You can also use TrueType fonts instead of bitmap one with


font = ImageFont.truetype


instead of Hershey Duplex.


Lastly you need to define the names of the people in the images (starting with line #60):


known_face_names = [
    "Ciuraru Claudiu",
    "Ioana Filip",
    "Ionut Butean",
    "Lorena Nemes",
    "Palfi Levente",
    "Razvan Coloja",
    "Roxana Alexandra",
    "Roxana Mihaela",
    "Raluca Buhas"
#    "Zsuzsi Coloja"

The list has to be in the order defined in the . Don't use special characters in the names.

Run Attendance.py with sudo python3 Attendance.py. The Raspberry Pi NoIR v 2.1 I used presents the video stream in a 640x380px window and the video feed framerate is set at 60. The small resolution is to avoid lags, but I left higher resolution examples commented out in the script above.

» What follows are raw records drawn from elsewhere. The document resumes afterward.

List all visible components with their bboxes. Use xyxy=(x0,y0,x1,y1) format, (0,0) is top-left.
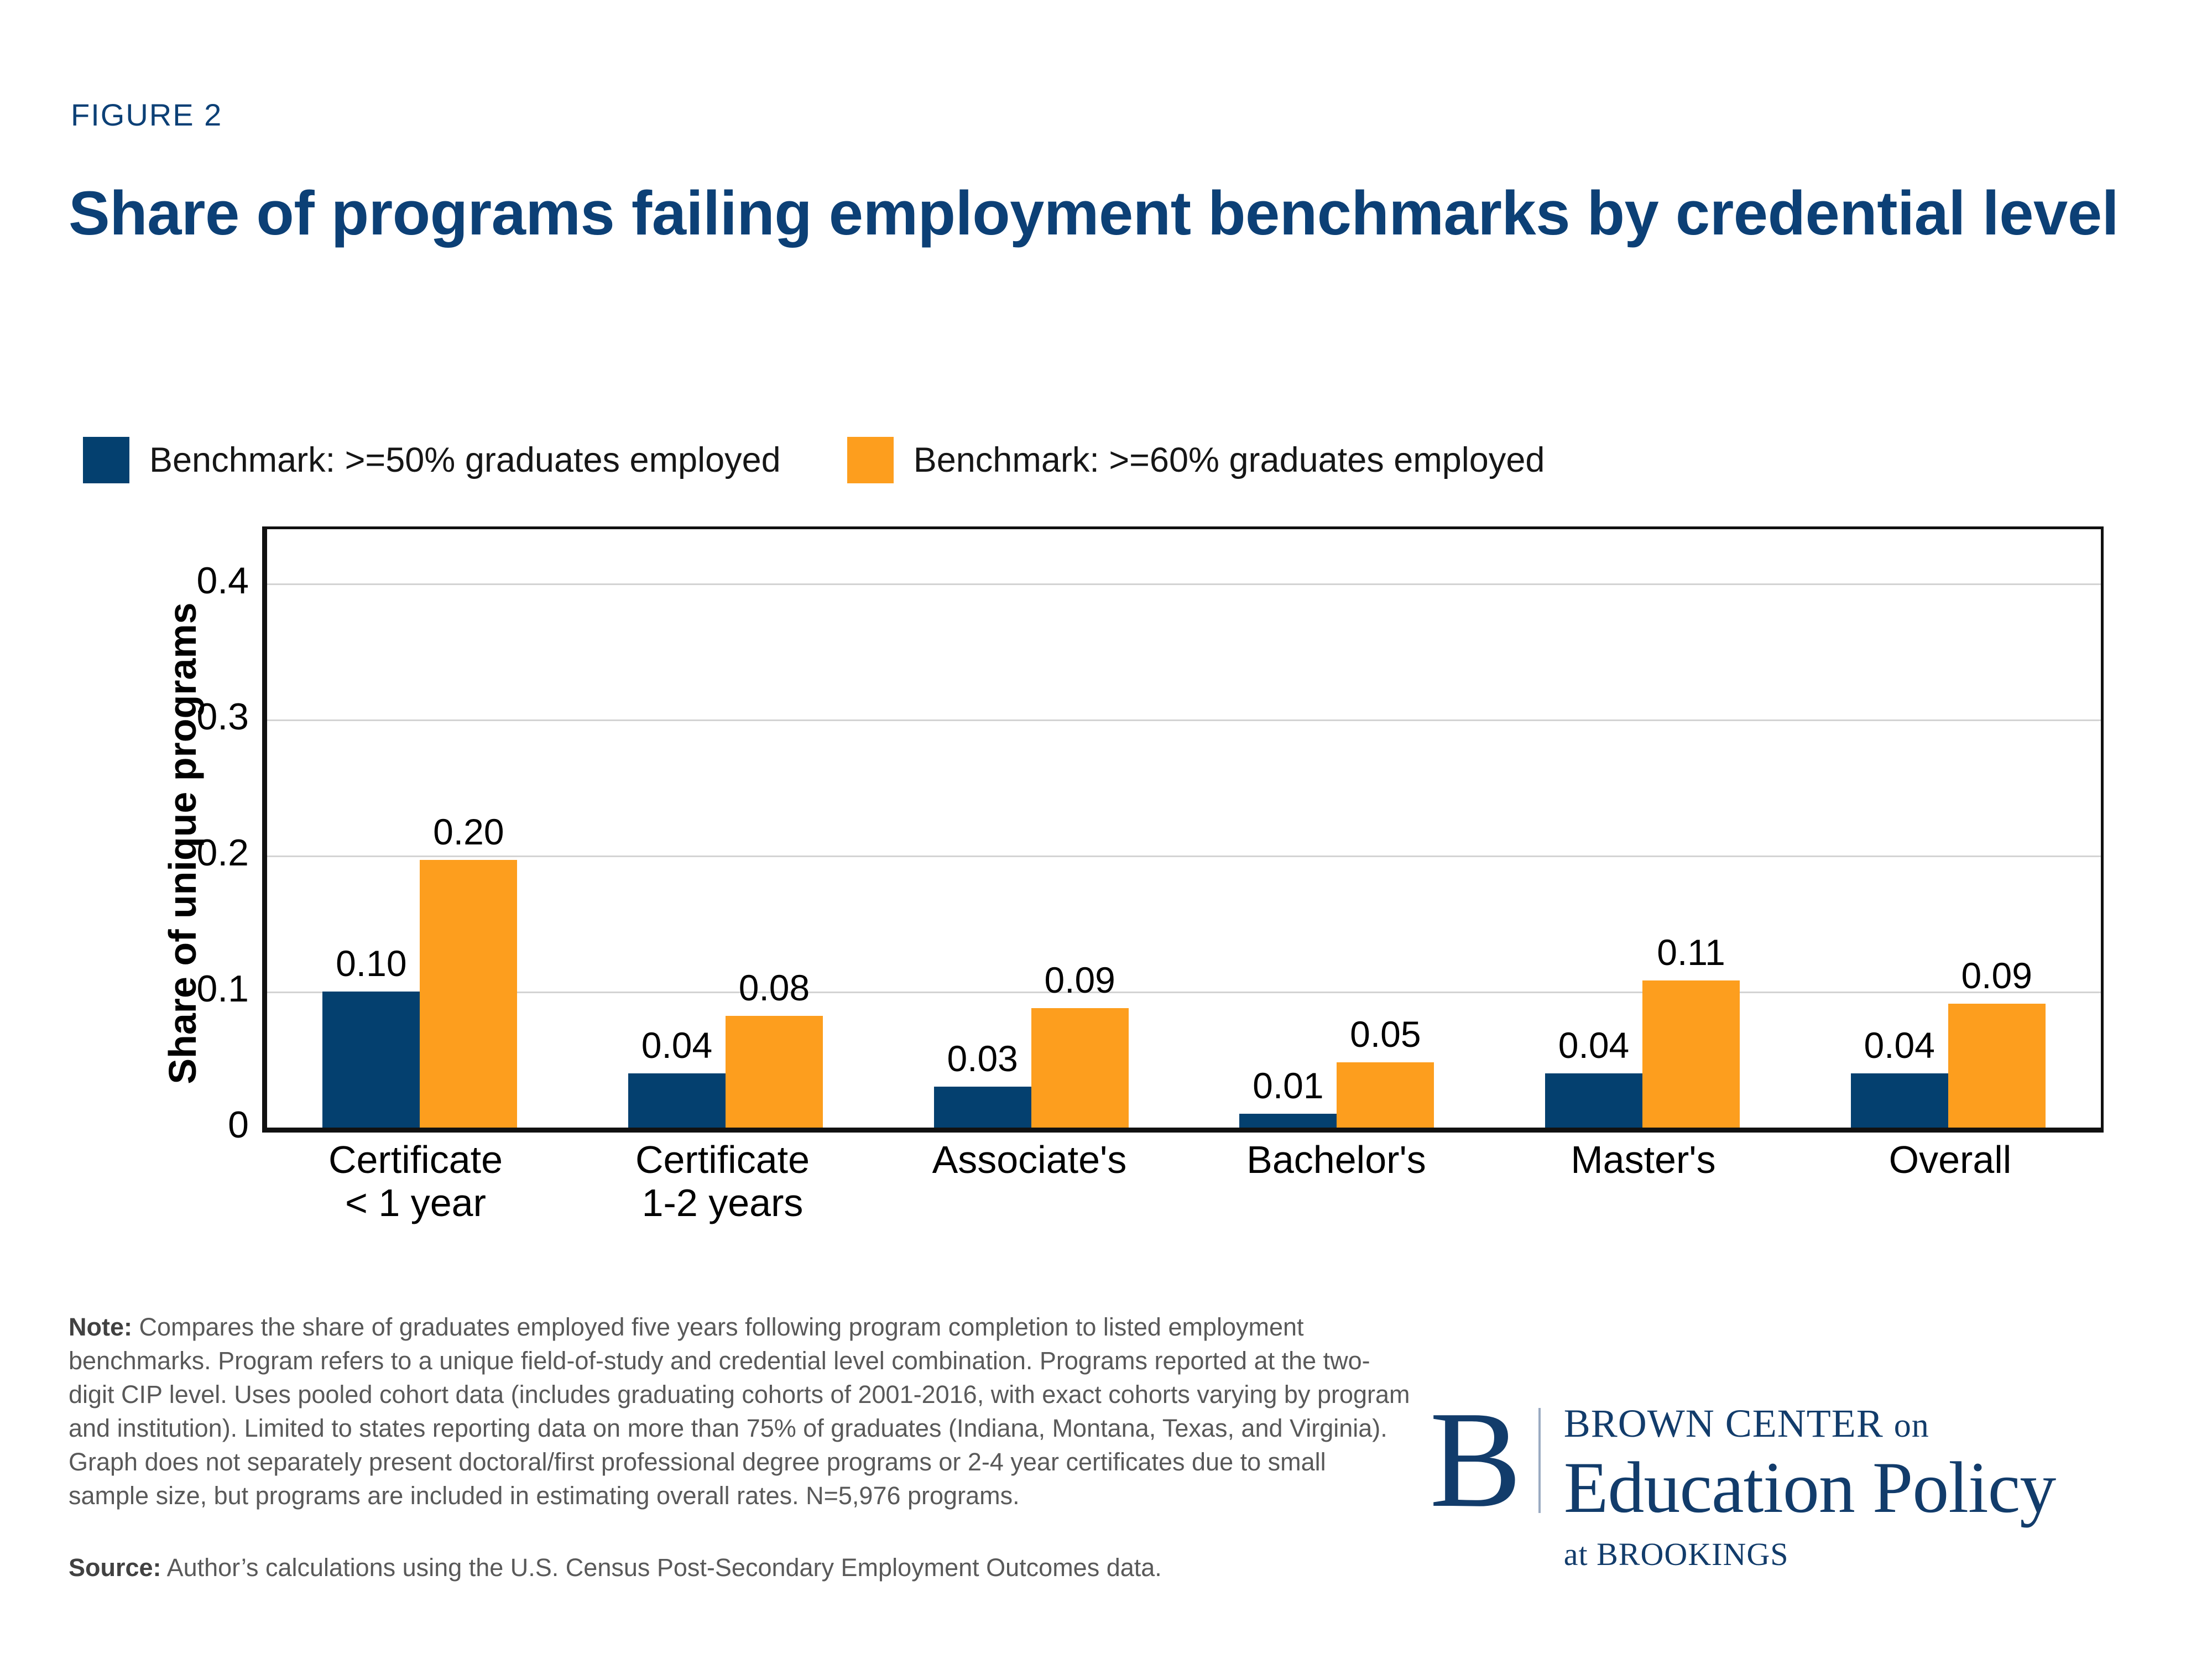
bar-value-label: 0.04 xyxy=(1558,1027,1629,1063)
y-tick-label: 0.2 xyxy=(196,831,249,874)
legend-label-benchmark-60: Benchmark: >=60% graduates employed xyxy=(914,443,1545,478)
bar-value-label: 0.10 xyxy=(336,945,406,982)
logo-wordmark: BROWN CENTER on Education Policy at BROO… xyxy=(1564,1394,2056,1571)
x-axis-label-line: Associate's xyxy=(876,1138,1183,1181)
legend-item-benchmark-60: Benchmark: >=60% graduates employed xyxy=(847,437,1545,483)
source-text: Source: Author’s calculations using the … xyxy=(69,1551,1451,1585)
bar-chart: Share of unique programs 00.10.20.30.4 0… xyxy=(0,514,2157,1255)
x-axis-label-line: Bachelor's xyxy=(1183,1138,1490,1181)
bar-value-label: 0.03 xyxy=(947,1040,1018,1077)
bar-group: 0.040.09 xyxy=(1795,529,2101,1128)
bar-benchmark-60[interactable]: 0.09 xyxy=(1031,1008,1129,1128)
x-axis-label-line: Overall xyxy=(1797,1138,2104,1181)
y-tick-label: 0.1 xyxy=(196,967,249,1010)
x-axis-label: Overall xyxy=(1797,1138,2104,1225)
bar-benchmark-60[interactable]: 0.09 xyxy=(1948,1004,2046,1128)
page-title: Share of programs failing employment ben… xyxy=(69,177,2142,250)
x-axis-label-line: < 1 year xyxy=(262,1181,569,1224)
bar-benchmark-50[interactable]: 0.04 xyxy=(1851,1073,1948,1128)
y-tick-label: 0.4 xyxy=(196,559,249,602)
logo-brown-center: BROWN CENTER xyxy=(1564,1401,1884,1446)
bar-group: 0.100.20 xyxy=(267,529,573,1128)
bar-group: 0.040.08 xyxy=(573,529,879,1128)
legend-swatch-blue xyxy=(83,437,129,483)
bar-benchmark-50[interactable]: 0.01 xyxy=(1239,1114,1337,1128)
y-tick-label: 0.3 xyxy=(196,695,249,738)
logo-on: on xyxy=(1894,1407,1929,1444)
y-tick-label: 0 xyxy=(228,1103,249,1146)
bar-benchmark-50[interactable]: 0.10 xyxy=(322,992,420,1128)
logo-line-brown-center: BROWN CENTER on xyxy=(1564,1404,2056,1443)
bar-benchmark-60[interactable]: 0.05 xyxy=(1337,1062,1434,1128)
x-axis-label-line: Certificate xyxy=(569,1138,876,1181)
bar-benchmark-50[interactable]: 0.04 xyxy=(1545,1073,1642,1128)
bar-group: 0.040.11 xyxy=(1490,529,1796,1128)
logo-monogram: B xyxy=(1430,1400,1538,1519)
legend-label-benchmark-50: Benchmark: >=50% graduates employed xyxy=(149,443,781,478)
y-axis-ticks: 00.10.20.30.4 xyxy=(138,514,249,1133)
legend-swatch-orange xyxy=(847,437,894,483)
brookings-logo: B BROWN CENTER on Education Policy at BR… xyxy=(1430,1394,2056,1571)
plot-area: 0.100.200.040.080.030.090.010.050.040.11… xyxy=(262,526,2104,1133)
x-axis-label: Associate's xyxy=(876,1138,1183,1225)
source-label: Source: xyxy=(69,1553,161,1582)
x-axis-label: Certificate1-2 years xyxy=(569,1138,876,1225)
note-text: Note: Compares the share of graduates em… xyxy=(69,1311,1412,1513)
bar-value-label: 0.11 xyxy=(1657,934,1725,971)
bar-benchmark-50[interactable]: 0.04 xyxy=(628,1073,726,1128)
figure-page: FIGURE 2 Share of programs failing emplo… xyxy=(0,0,2212,1659)
bar-group: 0.010.05 xyxy=(1184,529,1490,1128)
x-axis-label: Certificate< 1 year xyxy=(262,1138,569,1225)
bar-value-label: 0.04 xyxy=(1864,1027,1934,1063)
source-body: Author’s calculations using the U.S. Cen… xyxy=(161,1553,1162,1582)
legend-item-benchmark-50: Benchmark: >=50% graduates employed xyxy=(83,437,781,483)
bar-value-label: 0.20 xyxy=(433,813,504,850)
bar-group: 0.030.09 xyxy=(878,529,1184,1128)
bar-benchmark-50[interactable]: 0.03 xyxy=(934,1087,1031,1128)
figure-label: FIGURE 2 xyxy=(71,97,222,133)
x-axis-label: Bachelor's xyxy=(1183,1138,1490,1225)
x-axis-label: Master's xyxy=(1490,1138,1797,1225)
bar-value-label: 0.09 xyxy=(1044,962,1115,998)
x-axis-label-line: 1-2 years xyxy=(569,1181,876,1224)
x-axis-label-line: Certificate xyxy=(262,1138,569,1181)
x-axis-label-line: Master's xyxy=(1490,1138,1797,1181)
logo-divider xyxy=(1538,1408,1541,1513)
bar-value-label: 0.01 xyxy=(1253,1067,1323,1104)
x-axis-labels: Certificate< 1 yearCertificate1-2 yearsA… xyxy=(262,1138,2104,1225)
chart-legend: Benchmark: >=50% graduates employed Benc… xyxy=(83,437,1545,483)
logo-line-at-brookings: at BROOKINGS xyxy=(1564,1538,2056,1571)
bar-benchmark-60[interactable]: 0.20 xyxy=(420,860,517,1128)
bar-value-label: 0.09 xyxy=(1961,957,2032,994)
bar-value-label: 0.08 xyxy=(739,969,810,1006)
note-body: Compares the share of graduates employed… xyxy=(69,1313,1410,1510)
bar-groups: 0.100.200.040.080.030.090.010.050.040.11… xyxy=(267,529,2101,1128)
bar-value-label: 0.05 xyxy=(1350,1016,1421,1052)
logo-line-education-policy: Education Policy xyxy=(1564,1451,2056,1524)
bar-benchmark-60[interactable]: 0.08 xyxy=(726,1016,823,1128)
bar-benchmark-60[interactable]: 0.11 xyxy=(1642,980,1740,1128)
note-label: Note: xyxy=(69,1313,132,1341)
bar-value-label: 0.04 xyxy=(641,1027,712,1063)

  • Use flip_method=2 instead of flip_method=0 if your Raspberry Pi camera is upside-down.
  • You have to use administrative rights to launch the scripts.
  • You have to use Python3.
  • You have to use the barrel connector for the NVidia Jetson Nano as the 5V MicroUSB power port can't always handle intensive GPU usage, especially when a lot of people come into the camera's focus.
  • In name = "Necunoscut", Necunoscut is Romanian for "Unknown". It's used on-screen to define people not listed in the two Python scripts.
  • pillow has to be installed (sudo apt install pillow or pip3 install pillow)


Note: I take no credit for these scripts. They belong to their original author. I've just modified them to fit my needs.